The Orlando Sentinel reports that ,in recognition of a gift from Dr. Phillips Charities, the arts complex will be called the Dr. P. Phillips Orlando Performing Arts Center.

The complex, planned for a 9-acre site across Orange Avenue from City Hall, will house a 2,800-seat hall for Broadway tours and other amplified entertainment, an 1,800-seat concert hall, a 300-seat theater, an outdoor performance space, classrooms and rehearsal space. Barton Myers Associates of Los Angeles was named the center's architect in January of last year.

The center is projected to cost about $389 million, according to the Sentinel. Of that amount, about $314 million will come from public sources, including county tourist tax revenues, state sales tax revenues and downtown Orlando property taxes.
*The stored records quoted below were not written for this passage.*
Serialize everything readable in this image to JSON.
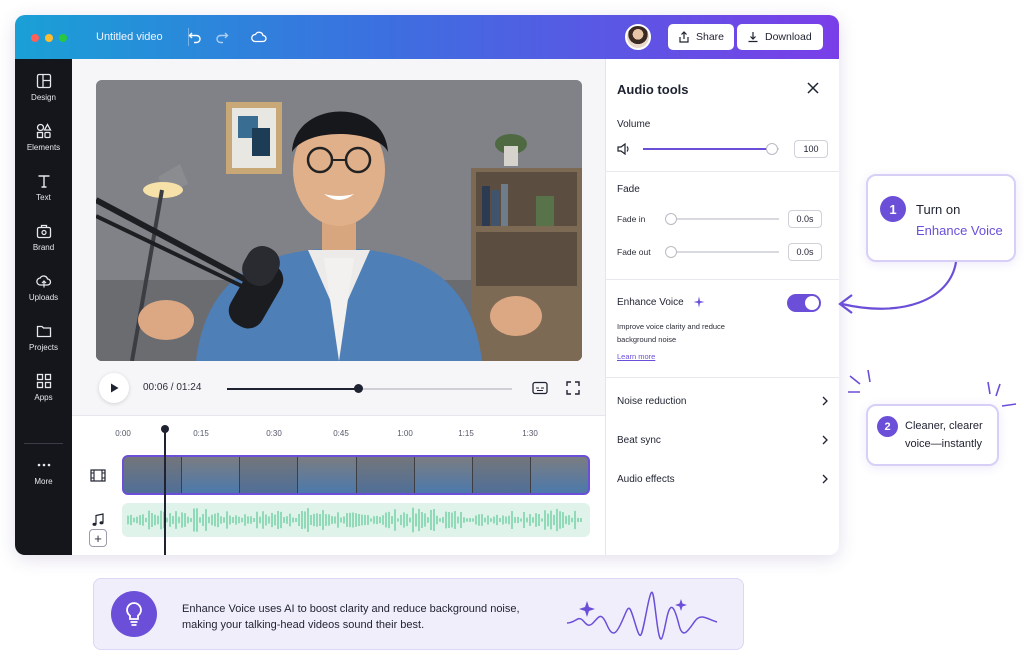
{
  "window": {
    "title": "Untitled video",
    "traffic_colors": [
      "#ff5f57",
      "#febc2e",
      "#28c840"
    ],
    "share_label": "Share",
    "download_label": "Download"
  },
  "sidebar": {
    "items": [
      {
        "label": "Design",
        "icon": "layout-icon"
      },
      {
        "label": "Elements",
        "icon": "shapes-icon"
      },
      {
        "label": "Text",
        "icon": "text-icon"
      },
      {
        "label": "Brand",
        "icon": "brand-icon"
      },
      {
        "label": "Uploads",
        "icon": "upload-cloud-icon"
      },
      {
        "label": "Projects",
        "icon": "folder-icon"
      },
      {
        "label": "Apps",
        "icon": "apps-grid-icon"
      }
    ],
    "more_label": "More"
  },
  "player": {
    "timecode": "00:06 / 01:24",
    "progress": 0.46
  },
  "timeline": {
    "ticks": [
      "0:00",
      "0:15",
      "0:30",
      "0:45",
      "1:00",
      "1:15",
      "1:30"
    ]
  },
  "panel": {
    "title": "Audio tools",
    "volume": {
      "label": "Volume",
      "value": "100",
      "level": 0.95
    },
    "fade": {
      "label": "Fade",
      "fade_in_label": "Fade in",
      "fade_in_value": "0.0s",
      "fade_out_label": "Fade out",
      "fade_out_value": "0.0s"
    },
    "enhance": {
      "label": "Enhance Voice",
      "enabled": true,
      "description": "Improve voice clarity and reduce background noise",
      "link": "Learn more"
    },
    "rows": [
      "Noise reduction",
      "Beat sync",
      "Audio effects"
    ]
  },
  "callouts": {
    "first": {
      "number": "1",
      "line1": "Turn on",
      "line2": "Enhance Voice"
    },
    "second": {
      "number": "2",
      "line1": "Cleaner, clearer",
      "line2": "voice—instantly"
    }
  },
  "tip": {
    "line1": "Enhance Voice uses AI to boost clarity and reduce background noise,",
    "line2": "making your talking-head videos sound their best."
  },
  "colors": {
    "accent": "#6b4fd8",
    "audio_wave": "#6fcfa3"
  }
}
The OPAC board has committed to raise $100 million, including $25 million for an endowment whose interest income would help pay for the center's operations, reports the paper.

Dr. Phillips Charities, the umbrella name for the Dr. P. Phillips Foundation and Dr. Phillips Inc., is named for Philip Phillips, a native of Memphis, Tennessee who came to Central Florida in 1894 and founded a citrus empire. The Phillips family are reportedly music lovers. "We're so proud to have them be the naming entity because they have such a great reputation in Central Florida for doing things well and doing them right," Jim Pugh, president of the OPAC board, told the Sentinel.

Another recent gift came from Harvey and Carol Massey, who donated $1 million, according to the Orlando Business Journal. This brings the total of private donations raised to $46.5 million, almost half the $100 million private sector fundraising goal since the campaign kicked off last November. Other gifts to OPAC include $10 million from the DeVos family, $7.5 million from Jim and Alexis Pugh, and $1 million each from Bank of America, Richard C. Kessler and Harriett Lake.

Rita Bornstein, president emerita of Rollins College and chair of the center's fundraising committee, told the Sentinel that she expects further donations as a result of the Phillips' gift. "I think people are going to want to participate early because they want the opportunity to name the important halls."